12 February 2026
by Geoff Clayton

Composite metrics of arbitrary complexity, and no special cases

In Bright Analytics, metrics can be built from metrics, which can be built from metrics – to arbitrary depth. The system resolves cross-platform queries, dimension dependencies, and recursive substitutions automatically at runtime. 

Example. You can define Cost per Sale (CPS) as Cost / Sales. 

Everything underneath – handling the data from multiple source platforms with their own schemas and granularity-dependent metric definitions – is handled for you.

A typical metric – say cost from a single platform – is based on a SQL snippet: SUM(your_data_table.cost). 

In Bright Analytics we use an internally designed DSL (Domain Specific Language) which features dynamic tokens so that changes in characteristics of the underlying data model do not break reports. 

The above metric might look like this: SUM({F1}).
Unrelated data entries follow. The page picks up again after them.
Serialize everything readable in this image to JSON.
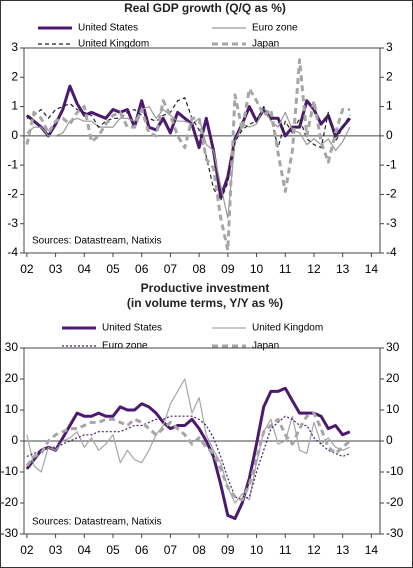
{
  "chart_data": [
    {
      "type": "line",
      "title": "Real GDP growth (Q/Q as %)",
      "note": "Sources: Datastream, Natixis",
      "x": [
        2002,
        2002.25,
        2002.5,
        2002.75,
        2003,
        2003.25,
        2003.5,
        2003.75,
        2004,
        2004.25,
        2004.5,
        2004.75,
        2005,
        2005.25,
        2005.5,
        2005.75,
        2006,
        2006.25,
        2006.5,
        2006.75,
        2007,
        2007.25,
        2007.5,
        2007.75,
        2008,
        2008.25,
        2008.5,
        2008.75,
        2009,
        2009.25,
        2009.5,
        2009.75,
        2010,
        2010.25,
        2010.5,
        2010.75,
        2011,
        2011.25,
        2011.5,
        2011.75,
        2012,
        2012.25,
        2012.5,
        2012.75,
        2013,
        2013.25
      ],
      "xlim": [
        2001.9,
        2014.3
      ],
      "xticks": [
        {
          "value": 2002,
          "label": "02"
        },
        {
          "value": 2003,
          "label": "03"
        },
        {
          "value": 2004,
          "label": "04"
        },
        {
          "value": 2005,
          "label": "05"
        },
        {
          "value": 2006,
          "label": "06"
        },
        {
          "value": 2007,
          "label": "07"
        },
        {
          "value": 2008,
          "label": "08"
        },
        {
          "value": 2009,
          "label": "09"
        },
        {
          "value": 2010,
          "label": "10"
        },
        {
          "value": 2011,
          "label": "11"
        },
        {
          "value": 2012,
          "label": "12"
        },
        {
          "value": 2013,
          "label": "13"
        },
        {
          "value": 2014,
          "label": "14"
        }
      ],
      "ylim": [
        -4,
        3
      ],
      "yticks": [
        -4,
        -3,
        -2,
        -1,
        0,
        1,
        2,
        3
      ],
      "series": [
        {
          "name": "United States",
          "color": "#4b1a6e",
          "style": "solid",
          "weight": "thick",
          "values": [
            0.7,
            0.5,
            0.3,
            0.0,
            0.4,
            0.9,
            1.7,
            1.1,
            0.7,
            0.8,
            0.7,
            0.6,
            0.9,
            0.8,
            0.9,
            0.3,
            1.2,
            0.3,
            0.2,
            0.6,
            0.1,
            0.8,
            0.6,
            0.4,
            -0.4,
            0.6,
            -0.5,
            -2.1,
            -1.4,
            -0.1,
            0.4,
            1.0,
            0.5,
            0.9,
            0.6,
            0.6,
            0.0,
            0.3,
            0.3,
            1.2,
            0.9,
            0.4,
            0.7,
            0.0,
            0.3,
            0.6
          ]
        },
        {
          "name": "Euro zone",
          "color": "#999999",
          "style": "solid",
          "weight": "thin",
          "values": [
            0.1,
            0.3,
            0.3,
            0.0,
            0.0,
            0.1,
            0.5,
            0.6,
            0.5,
            0.5,
            0.3,
            0.3,
            0.3,
            0.6,
            0.6,
            0.5,
            0.9,
            1.0,
            0.6,
            0.9,
            0.7,
            0.5,
            0.5,
            0.4,
            0.6,
            -0.3,
            -0.5,
            -1.7,
            -2.8,
            -0.2,
            0.4,
            0.3,
            0.4,
            1.0,
            0.5,
            0.3,
            0.8,
            0.2,
            0.1,
            -0.3,
            -0.1,
            -0.3,
            -0.1,
            -0.5,
            -0.2,
            0.3
          ]
        },
        {
          "name": "United Kingdom",
          "color": "#222222",
          "style": "dashed",
          "weight": "thin",
          "values": [
            0.6,
            0.7,
            0.9,
            0.6,
            0.9,
            1.0,
            1.1,
            0.9,
            0.8,
            0.7,
            0.3,
            0.5,
            0.6,
            0.6,
            0.8,
            0.9,
            0.7,
            0.6,
            0.5,
            0.7,
            0.8,
            1.2,
            1.3,
            0.6,
            0.2,
            -0.7,
            -1.8,
            -2.2,
            -1.6,
            -0.2,
            0.2,
            0.4,
            0.5,
            1.0,
            0.6,
            -0.4,
            0.5,
            0.1,
            0.6,
            -0.1,
            -0.3,
            -0.4,
            0.8,
            -0.2,
            0.3,
            0.7
          ]
        },
        {
          "name": "Japan",
          "color": "#a6a6a6",
          "style": "dashed",
          "weight": "thick",
          "values": [
            -0.3,
            0.8,
            0.6,
            0.1,
            0.5,
            0.6,
            0.4,
            0.8,
            1.0,
            -0.2,
            0.0,
            0.4,
            0.7,
            0.8,
            0.3,
            0.3,
            0.9,
            0.1,
            0.0,
            1.2,
            0.7,
            0.0,
            -0.4,
            0.6,
            0.6,
            -0.8,
            -1.1,
            -2.8,
            -3.9,
            1.4,
            0.2,
            1.6,
            1.2,
            0.7,
            0.9,
            -0.6,
            -1.9,
            -0.5,
            2.6,
            0.0,
            1.2,
            -0.2,
            -0.9,
            0.1,
            0.9,
            0.9
          ]
        }
      ]
    },
    {
      "type": "line",
      "title": "Productive investment",
      "subtitle": "(in volume terms, Y/Y as %)",
      "note": "Sources: Datastream, Natixis",
      "x": [
        2002,
        2002.25,
        2002.5,
        2002.75,
        2003,
        2003.25,
        2003.5,
        2003.75,
        2004,
        2004.25,
        2004.5,
        2004.75,
        2005,
        2005.25,
        2005.5,
        2005.75,
        2006,
        2006.25,
        2006.5,
        2006.75,
        2007,
        2007.25,
        2007.5,
        2007.75,
        2008,
        2008.25,
        2008.5,
        2008.75,
        2009,
        2009.25,
        2009.5,
        2009.75,
        2010,
        2010.25,
        2010.5,
        2010.75,
        2011,
        2011.25,
        2011.5,
        2011.75,
        2012,
        2012.25,
        2012.5,
        2012.75,
        2013,
        2013.25
      ],
      "xlim": [
        2001.9,
        2014.3
      ],
      "xticks": [
        {
          "value": 2002,
          "label": "02"
        },
        {
          "value": 2003,
          "label": "03"
        },
        {
          "value": 2004,
          "label": "04"
        },
        {
          "value": 2005,
          "label": "05"
        },
        {
          "value": 2006,
          "label": "06"
        },
        {
          "value": 2007,
          "label": "07"
        },
        {
          "value": 2008,
          "label": "08"
        },
        {
          "value": 2009,
          "label": "09"
        },
        {
          "value": 2010,
          "label": "10"
        },
        {
          "value": 2011,
          "label": "11"
        },
        {
          "value": 2012,
          "label": "12"
        },
        {
          "value": 2013,
          "label": "13"
        },
        {
          "value": 2014,
          "label": "14"
        }
      ],
      "ylim": [
        -30,
        30
      ],
      "yticks": [
        -30,
        -20,
        -10,
        0,
        10,
        20,
        30
      ],
      "series": [
        {
          "name": "United States",
          "color": "#4b1a6e",
          "style": "solid",
          "weight": "thick",
          "values": [
            -9,
            -6,
            -3,
            -2,
            -3,
            1,
            5,
            9,
            8,
            8,
            9,
            8,
            8,
            11,
            10,
            10,
            12,
            11,
            9,
            6,
            4,
            5,
            5,
            7,
            4,
            0,
            -5,
            -14,
            -24,
            -25,
            -20,
            -12,
            -1,
            11,
            16,
            16,
            17,
            13,
            9,
            9,
            9,
            8,
            4,
            5,
            2,
            3
          ]
        },
        {
          "name": "United Kingdom",
          "color": "#a6a6a6",
          "style": "solid",
          "weight": "thin",
          "values": [
            2,
            -8,
            -10,
            -2,
            -3,
            0,
            1,
            3,
            -2,
            1,
            -3,
            -1,
            2,
            -7,
            -3,
            -6,
            -7,
            -3,
            2,
            5,
            12,
            16,
            20,
            9,
            14,
            2,
            -3,
            -7,
            -15,
            -20,
            -17,
            -19,
            -7,
            3,
            7,
            -1,
            0,
            8,
            -3,
            -4,
            6,
            -1,
            1,
            -2,
            -3,
            -2
          ]
        },
        {
          "name": "Euro zone",
          "color": "#4b1a6e",
          "style": "dotted",
          "weight": "thin",
          "values": [
            -5,
            -4,
            -3,
            -2,
            -2,
            -1,
            0,
            1,
            2,
            2,
            3,
            3,
            3,
            3,
            4,
            5,
            5,
            6,
            7,
            7,
            8,
            8,
            8,
            8,
            7,
            5,
            1,
            -5,
            -12,
            -18,
            -19,
            -18,
            -10,
            -3,
            4,
            6,
            8,
            7,
            5,
            5,
            1,
            -1,
            -3,
            -4,
            -5,
            -4
          ]
        },
        {
          "name": "Japan",
          "color": "#a6a6a6",
          "style": "dashed",
          "weight": "thick",
          "values": [
            -8,
            -5,
            -4,
            0,
            2,
            3,
            4,
            4,
            5,
            6,
            6,
            7,
            7,
            6,
            5,
            7,
            6,
            4,
            2,
            4,
            6,
            4,
            2,
            -1,
            1,
            -2,
            -4,
            -9,
            -15,
            -18,
            -19,
            -14,
            -6,
            3,
            5,
            7,
            2,
            -1,
            4,
            8,
            9,
            4,
            -2,
            -4,
            -2,
            0
          ]
        }
      ]
    }
  ]
}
At runtime your_data_table.cost is substituted for {F1}.

Most reporting platforms support calculated metrics. Alongside your catalogue of base metrics, you can design metrics such as CTR or CPA where the metric is made up of a calculation based on two other metrics: SUM({F1}) / SUM({F2}) etc. 

In Bright Analytics you can take the substitution a level deeper: {M1} / {M2} where M1 is cost and M2 is conversions. 
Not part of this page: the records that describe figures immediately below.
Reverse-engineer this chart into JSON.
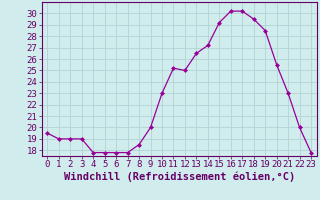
{
  "x": [
    0,
    1,
    2,
    3,
    4,
    5,
    6,
    7,
    8,
    9,
    10,
    11,
    12,
    13,
    14,
    15,
    16,
    17,
    18,
    19,
    20,
    21,
    22,
    23
  ],
  "y": [
    19.5,
    19.0,
    19.0,
    19.0,
    17.8,
    17.8,
    17.8,
    17.8,
    18.5,
    20.0,
    23.0,
    25.2,
    25.0,
    26.5,
    27.2,
    29.2,
    30.2,
    30.2,
    29.5,
    28.5,
    25.5,
    23.0,
    20.0,
    17.8
  ],
  "xlabel": "Windchill (Refroidissement éolien,°C)",
  "xlim": [
    -0.5,
    23.5
  ],
  "ylim": [
    17.5,
    31.0
  ],
  "yticks": [
    18,
    19,
    20,
    21,
    22,
    23,
    24,
    25,
    26,
    27,
    28,
    29,
    30
  ],
  "xticks": [
    0,
    1,
    2,
    3,
    4,
    5,
    6,
    7,
    8,
    9,
    10,
    11,
    12,
    13,
    14,
    15,
    16,
    17,
    18,
    19,
    20,
    21,
    22,
    23
  ],
  "line_color": "#990099",
  "marker_color": "#990099",
  "bg_color": "#d0ecec",
  "grid_color": "#b0d4d4",
  "xlabel_fontsize": 7.5,
  "tick_fontsize": 6.5
}
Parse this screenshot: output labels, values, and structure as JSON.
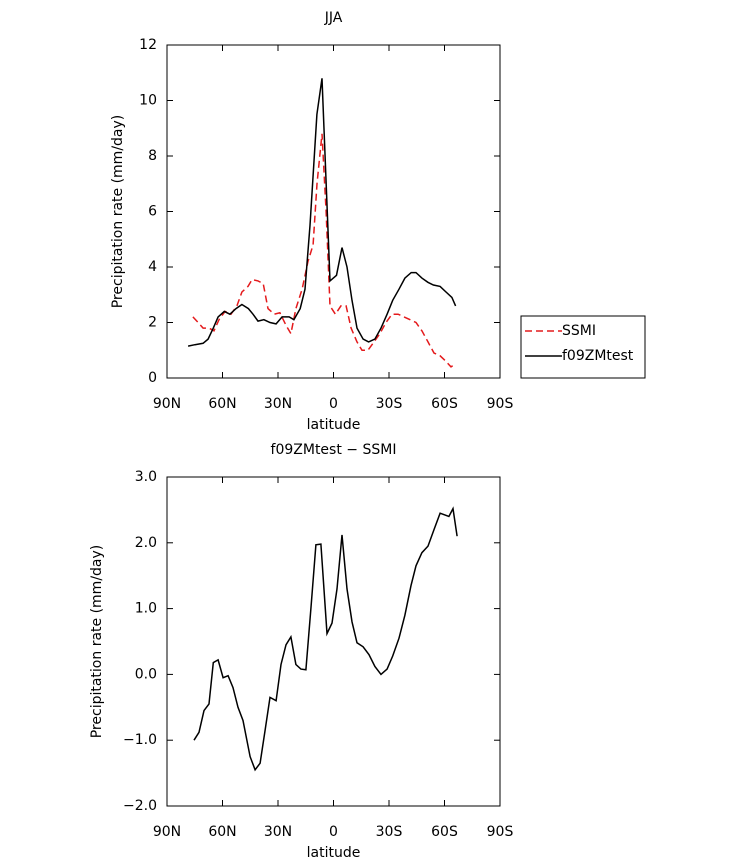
{
  "chart_data": [
    {
      "type": "line",
      "title": "JJA",
      "xlabel": "latitude",
      "ylabel": "Precipitation rate (mm/day)",
      "xlim": [
        90,
        -90
      ],
      "ylim": [
        0,
        12
      ],
      "xticks": [
        {
          "value": 90,
          "label": "90N"
        },
        {
          "value": 60,
          "label": "60N"
        },
        {
          "value": 30,
          "label": "30N"
        },
        0,
        {
          "value": -30,
          "label": "30S"
        },
        {
          "value": -60,
          "label": "60S"
        },
        {
          "value": -90,
          "label": "90S"
        }
      ],
      "yticks": [
        0,
        2,
        4,
        6,
        8,
        10,
        12
      ],
      "legend": "right",
      "series": [
        {
          "name": "SSMI",
          "color": "#e41a1c",
          "dash": true,
          "x": [
            76,
            73.2,
            70.5,
            67.3,
            64.6,
            61.9,
            58.6,
            55.4,
            52.2,
            49.5,
            46.2,
            44,
            40.8,
            38,
            35.4,
            32,
            29,
            25.7,
            23,
            20.3,
            17,
            13.8,
            11,
            8.9,
            6.2,
            4,
            1.9,
            -1,
            -4,
            -6.8,
            -9.5,
            -12.7,
            -15.4,
            -18.6,
            -21.9,
            -25.1,
            -28.4,
            -31.6,
            -34.9,
            -38.1,
            -41.4,
            -44.6,
            -47.8,
            -51.1,
            -54.3,
            -57.6,
            -60.8,
            -63.5,
            -65.7
          ],
          "values": [
            2.2,
            2.0,
            1.8,
            1.8,
            1.7,
            2.1,
            2.4,
            2.3,
            2.6,
            3.1,
            3.3,
            3.55,
            3.5,
            3.4,
            2.5,
            2.3,
            2.35,
            1.9,
            1.6,
            2.5,
            3.2,
            4.2,
            4.8,
            7.0,
            8.8,
            6.0,
            2.6,
            2.3,
            2.6,
            2.6,
            1.8,
            1.3,
            1.0,
            1.0,
            1.3,
            1.6,
            2.0,
            2.3,
            2.3,
            2.2,
            2.1,
            2.0,
            1.7,
            1.3,
            0.9,
            0.8,
            0.6,
            0.4,
            0.5
          ]
        },
        {
          "name": "f09ZMtest",
          "color": "#000000",
          "dash": false,
          "x": [
            78.6,
            74.9,
            70.5,
            67.8,
            65,
            62.4,
            59,
            56,
            52.7,
            49.5,
            46,
            43.5,
            40.8,
            37.6,
            34.3,
            31,
            27.8,
            24,
            21.4,
            18,
            15.4,
            12.7,
            9,
            6.2,
            1.9,
            -1.6,
            -4.6,
            -7.3,
            -10,
            -12.7,
            -16,
            -19,
            -22.4,
            -25.7,
            -29,
            -32,
            -35.4,
            -38.6,
            -42,
            -44.6,
            -47.8,
            -51,
            -54,
            -57.6,
            -60.8,
            -64,
            -66
          ],
          "values": [
            1.15,
            1.2,
            1.25,
            1.4,
            1.8,
            2.2,
            2.4,
            2.3,
            2.5,
            2.65,
            2.5,
            2.3,
            2.05,
            2.1,
            2.0,
            1.95,
            2.2,
            2.2,
            2.1,
            2.5,
            3.2,
            5.5,
            9.5,
            10.8,
            3.5,
            3.7,
            4.7,
            4.0,
            2.8,
            1.8,
            1.4,
            1.3,
            1.4,
            1.8,
            2.3,
            2.8,
            3.2,
            3.6,
            3.8,
            3.8,
            3.6,
            3.45,
            3.35,
            3.3,
            3.1,
            2.9,
            2.6
          ]
        }
      ]
    },
    {
      "type": "line",
      "title": "f09ZMtest − SSMI",
      "xlabel": "latitude",
      "ylabel": "Precipitation rate (mm/day)",
      "xlim": [
        90,
        -90
      ],
      "ylim": [
        -2,
        3
      ],
      "xticks": [
        {
          "value": 90,
          "label": "90N"
        },
        {
          "value": 60,
          "label": "60N"
        },
        {
          "value": 30,
          "label": "30N"
        },
        0,
        {
          "value": -30,
          "label": "30S"
        },
        {
          "value": -60,
          "label": "60S"
        },
        {
          "value": -90,
          "label": "90S"
        }
      ],
      "yticks": [
        {
          "value": -2,
          "label": "−2.0"
        },
        {
          "value": -1,
          "label": "−1.0"
        },
        {
          "value": 0,
          "label": "0.0"
        },
        {
          "value": 1,
          "label": "1.0"
        },
        {
          "value": 2,
          "label": "2.0"
        },
        {
          "value": 3,
          "label": "3.0"
        }
      ],
      "color": "#000000",
      "x": [
        75.4,
        72.7,
        70,
        67.3,
        65,
        62.4,
        59.7,
        57,
        54.3,
        51.6,
        48.9,
        45.1,
        42.4,
        39.7,
        37,
        34.3,
        31,
        28.4,
        25.7,
        23,
        20.3,
        17.6,
        14.9,
        12.2,
        9.5,
        6.8,
        3.5,
        0.8,
        -1.9,
        -4.6,
        -7.3,
        -10,
        -12.7,
        -16,
        -19.2,
        -22.4,
        -25.7,
        -29,
        -32,
        -35.4,
        -38.6,
        -41.9,
        -44.6,
        -47.8,
        -51.1,
        -54.3,
        -57.6,
        -62.4,
        -64.6,
        -66.8
      ],
      "values": [
        -1.0,
        -0.88,
        -0.55,
        -0.45,
        0.18,
        0.22,
        -0.05,
        -0.02,
        -0.2,
        -0.5,
        -0.7,
        -1.25,
        -1.45,
        -1.35,
        -0.85,
        -0.35,
        -0.4,
        0.15,
        0.45,
        0.57,
        0.15,
        0.08,
        0.07,
        1.0,
        1.97,
        1.98,
        0.62,
        0.78,
        1.3,
        2.12,
        1.3,
        0.8,
        0.48,
        0.42,
        0.3,
        0.12,
        0.0,
        0.08,
        0.28,
        0.55,
        0.9,
        1.35,
        1.65,
        1.85,
        1.95,
        2.2,
        2.45,
        2.4,
        2.52,
        2.1
      ]
    }
  ]
}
This means Metric 1 (Cost) = SUM({F1}), Metric 2 (Conversions) = SUM({F2}), and Metric 3 (CPS) = {M1} / {M2}. 

Now you can change the definition of M1 or M2 without having to update M3. And you can keep building deeper, creating complex composite metric trees with many levels of hierarchy. 

Where Bright Analytics goes further is in providing facilities for mixing and matching of metrics and fields and the configuration of deep trees of submetrics to create complex cross-datasource metrics with minimal configuration effort. You can nest metric references arbitrarily deep, and the system resolves the full dependency tree at runtime based on the report context, taking into account dimension splits and filtering.

This exists alongside multiple metric definition capabilities for dynamic handling of different datasource granularity levels. Crucially, all metric types – base, calculated, or composite – are treated equally. If a metric is compatible with your report structure, you can use it, regardless of the underlying complexity.


The illustration below shows how an example composite metric – Cost per Sale –  resolves at runtime.

The Materialised Formula box shows what the formula actually looks like when Cost Per Sale is expanded. The simple Cost / Sales definition becomes a complex cross-platform aggregation, resolved automatically based on the report context. 

The Materialised Formula is then expanded further into a number of SQL queries that run on the underlying platform data to fetch the data for the Base metrics that make up the Materialised Formula. Note that SQL queries will be determined by the metric definitions that are selected to satisfy the report, where metric definition selection will be determined by the granularity of the report, specifically the compatibility that the chosen dimensions have with the data sources that are referenced by the metric definitions. 

The key point is that Cost Per Sale can be defined simply as Cost / Conversions in our Semantic Layer. From then on our system handles all the complexity – cross-datasource queries, dimension-dependent formula selection, and recursive substitution transparently, with amendments to details of submetric formulation or datasource configuration causing no breakage in downstream metric configurations.